Diante de eventos extremos como as enchentes no Rio Grande do Sul ou as queimadas na Amazônia e no Cerrado, Tito defende com convicção: “As soluções baseadas na natureza são o caminho mais urgente e inteligente para lidarmos com as consequências da crise climática nas cidades”. Ele explica que, ao invés de investir apenas em infraestrutura cinza (baseada em concreto), é necessário apostar na infraestrutura verde, que utiliza processos naturais para mitigar impactos.
Um exemplo prático são os manguezais: “Eles funcionam como esponjas. Quando o nível do mar sobe ou há tempestades intensas, o mangue absorve o impacto e protege a cidade. É tecnologia natural da mais alta qualidade.” Esse tipo de solução já vem sendo implantado em várias partes do mundo e começa a ganhar força no Brasil.
Cidades esponja, calçadas vivas e governos adaptativos
Na conversa, Tito cita experiências internacionais que deveriam inspirar o planejamento urbano brasileiro como o conceito de "cidade esponja", muito usado na China. A ideia é transformar o ambiente urbano em um sistema permeável, que absorve e reaproveita a água da chuva, reduzindo enchentes e melhorando a qualidade de vida.
Mas ele alerta: “Não basta importar soluções. Precisamos adaptar essas ideias à nossa realidade e, principalmente, garantir que elas cheguem também às periferias, que são sempre deixadas de lado.” Segundo o engenheiro, as regiões periféricas concentram as maiores vulnerabilidades urbanas e climáticas. “Faltam áreas verdes, saneamento, acesso a transporte público de qualidade. Isso é racismo ambiental, uma desigualdade estrutural que também se expressa no espaço urbano.”

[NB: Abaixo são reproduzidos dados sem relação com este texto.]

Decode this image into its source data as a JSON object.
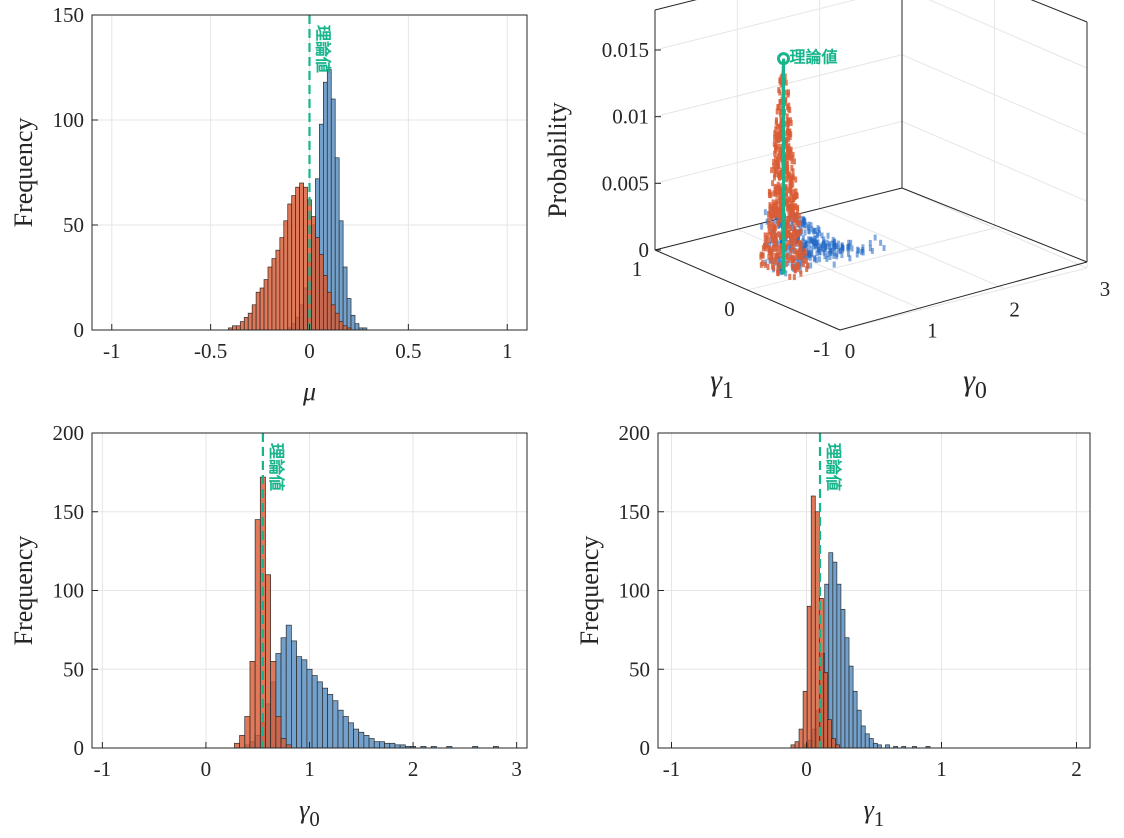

Para superar isso, ele defende uma gestão pública adaptativa capaz de ouvir a população, flexibilizar planos diretores e incorporar as inovações que emergem da própria comunidade. “Tem muito cidadão que ‘hackeia o sistema’, como o Hélio da zona leste de São Paulo, que planta árvores onde a cidade não permite. E, muitas vezes, essas ações mostram caminhos que o planejamento institucional ignora.”
Tito também compartilha exemplos de transformações urbanas que ele ajudou a implementar. Um dos mais marcantes ocorreu em Pouso Alegre (MG), onde um projeto de requalificação de uma rua comercial no centro da cidade com calçadas niveladas, espaços para pedestres, ciclistas e mesas de bares resultou em aumento do faturamento dos comércios locais e mais vitalidade urbana. “Transformamos uma rua degradada em um ponto de encontro. A lógica é simples: quando as pessoas se sentem bem no espaço público, elas voltam.”
Esse tipo de intervenção, segundo ele, tem impacto direto na redução de emissões. “O trânsito é o principal emissor de gases de efeito estufa nas cidades. Diminuir a dependência do carro e incentivar o transporte ativo é fundamental para enfrentar a crise climática.”
Muitos pensam que inovação urbana exige tecnologias futuristas. Mas, para Thales Tito, a maioria das soluções está bem diante dos nossos olhos. “A bicicleta é uma tecnologia de 200 anos e continua sendo subestimada. É barata, limpa, acessível. Precisamos investir mais nisso.”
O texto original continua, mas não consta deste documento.